Andere reden und planen, Aiways kommt. Erste Fahrt im neuen Elektro-SUV Aiways U5 aus China.
Es gab und gibt in der Automobilindustrie Projekte, über die regelmäßig und viel gesprochen wird. Meist handelt es sich dabei um Elektrofahrzeuge, die ganz oder teilweise in China entstehen. Marken werden gegründet, Prototypen gezeigt, dann darf man sich mal reinsetzen, eine Runde auf dem Beifahrer oder vielleicht sogar – dann lacht das Autotesterherz – auch mal selbst hinter das Steuer. Zumindest ein paar Minuten, auf abgesperrtem Terrain.
Die Auftritte sind wichtig, um neue Investoren anzulocken, um die Firma und das Produkt ins Gespräch zu bringen. Faraday Future, Lucid Motors oder Byton sind solche Namen – wobei aber Byton bald mit der Serienfertigung starten soll. Das hat Nio bereits erledigt, die Autos gibt es in China – aber finanziell geht es dem Unternehmen nicht bestens.

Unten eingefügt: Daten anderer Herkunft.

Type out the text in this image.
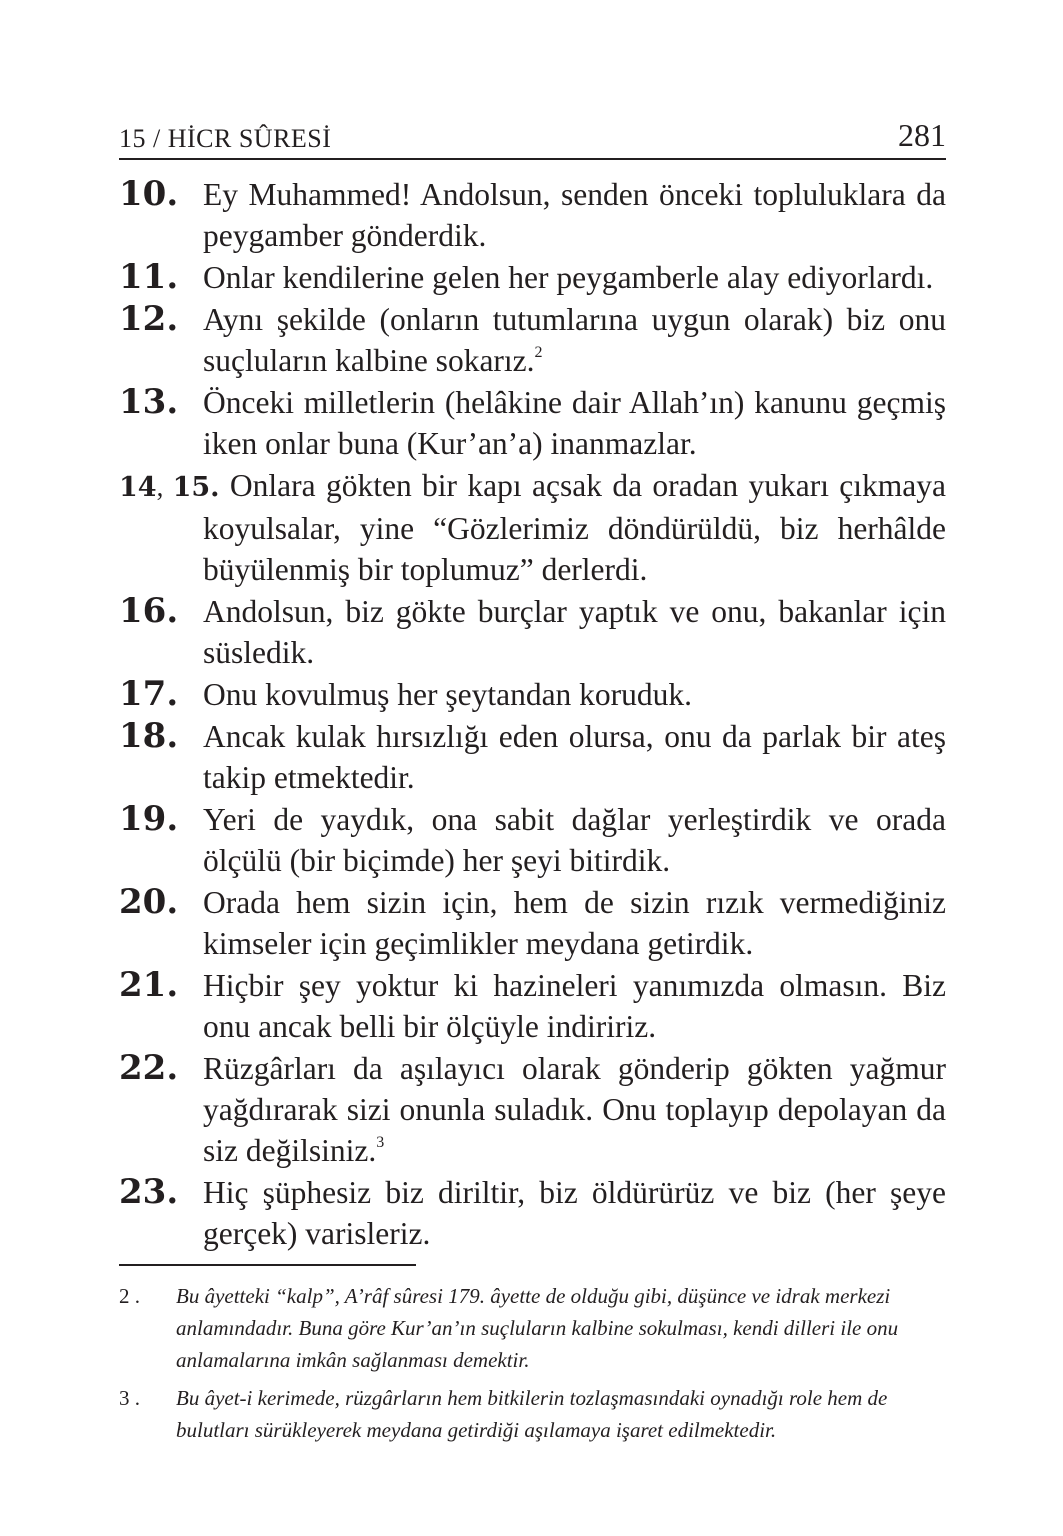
15 / HİCR SÛRESİ	281
10. Ey Muhammed! Andolsun, senden önceki topluluklara da peygamber gönderdik.
11. Onlar kendilerine gelen her peygamberle alay ediyorlardı.
12. Aynı şekilde (onların tutumlarına uygun olarak) biz onu suçluların kalbine sokarız.$^2$
13. Önceki milletlerin (helâkine dair Allah’ın) kanunu geçmiş iken onlar buna (Kur’an’a) inanmazlar.
14, 15. Onlara gökten bir kapı açsak da oradan yukarı çıkmaya koyulsalar, yine “Gözlerimiz döndürüldü, biz herhâlde büyülenmiş bir toplumuz” derlerdi.
16. Andolsun, biz gökte burçlar yaptık ve onu, bakanlar için süsledik.
17. Onu kovulmuş her şeytandan koruduk.
18. Ancak kulak hırsızlığı eden olursa, onu da parlak bir ateş takip etmektedir.
19. Yeri de yaydık, ona sabit dağlar yerleştirdik ve orada ölçülü (bir biçimde) her şeyi bitirdik.
20. Orada hem sizin için, hem de sizin rızık vermediğiniz kimseler için geçimlikler meydana getirdik.
21. Hiçbir şey yoktur ki hazineleri yanımızda olmasın. Biz onu ancak belli bir ölçüyle indiririz.
22. Rüzgârları da aşılayıcı olarak gönderip gökten yağmur yağdırarak sizi onunla suladık. Onu toplayıp depolayan da siz değilsiniz.$^3$
23. Hiç şüphesiz biz diriltir, biz öldürürüz ve biz (her şeye gerçek) varisleriz.
2 . Bu âyetteki “kalp”, A’râf sûresi 179. âyette de olduğu gibi, düşünce ve idrak merkezi anlamındadır. Buna göre Kur’an’ın suçluların kalbine sokulması, kendi dilleri ile onu anlamalarına imkân sağlanması demektir.
3 . Bu âyet-i kerimede, rüzgârların hem bitkilerin tozlaşmasındaki oynadığı role hem de bulutları sürükleyerek meydana getirdiği aşılamaya işaret edilmektedir.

Der Aiways U5 im Video-Review
Und dann kommt ein Start-up mit dem Namen Aiways ums Eck. 2017, als „die anderen“ schon große Messeauftritte auf CES und Co. hinter sich hatten, wird die Firma in China gegründet. Man versammelt Zulieferer wie Bosch um sich und holt sich Entwicklungs-Know-how vom ehemaligen Audi-Mann Roland Gumpert ins Haus.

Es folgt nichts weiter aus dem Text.